Porto do Rio Grande em 1908

Porto do Rio Grande em 1908

terça-feira, 18 de julho de 2017

A CAPITANIA DE SÃO PEDRO E O PORTO DO RIO GRANDE EM 1808

Os escritos deixados por Manoel Antonio de Magalhães (Manoel Antonio de Magalhães. Reflexões políticas interessantes sobre o estado atual da capitania do Rio Grande de São Pedro. Datado de 20 de julho de 1808. In: FREITAS, Décio. O Capitalismo Pastoril.
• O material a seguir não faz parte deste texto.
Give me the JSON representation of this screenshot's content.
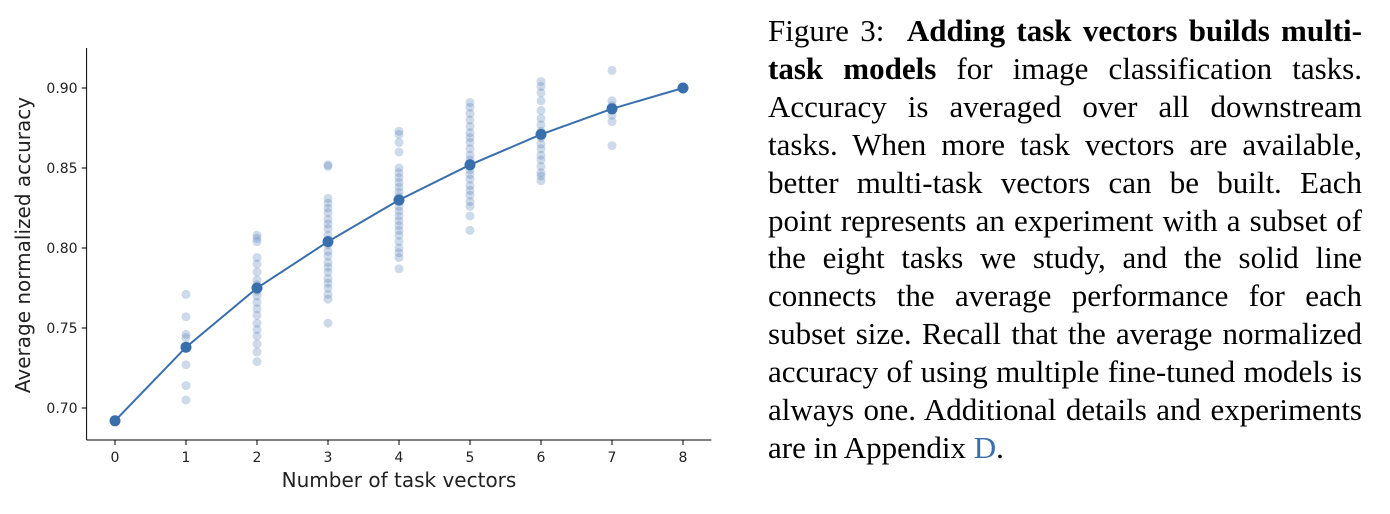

Porto Alegre: EST, 1980, p. 74-102) permite contextualizar o desenvolvimento da Capitania para entender o momento vivido pela Vila e pelo porto do Rio Grande há duzentos anos atrás. Era o ano da vinda de D. João para o Brasil trazendo a Corte portuguesa que fugia da invasão napoleônica. Abertura dos portos e momento de mudança na própria dinâmica do sistema colonial. Em certo sentido, podemos dizer que era o início da decadência do Brasil colonizado e o nascimento do Brasil Independente.

MAGALHÃES, O CONTRATADOR

     Manoel Antonio de Magalhães nasceu em São Bartolomeu da Vila Flor, Portugal, em 1760. Fixou moradia no final do século XVIII em Porto Alegre, exercendo a partir de 1802 funções de administrador do quinto e dízimo, sendo conhecido pela população como Magalhães, o contratador. Faleceu no ano de 1830. Na condição de contratador, Magalhães voltava-se aos interesses fiscais da Coroa Portuguesa que entrava num período de mudanças no pacto colonial metrópole-colônia, afinal, a Coroa Portuguesa está instalada no Brasil a partir de 1808.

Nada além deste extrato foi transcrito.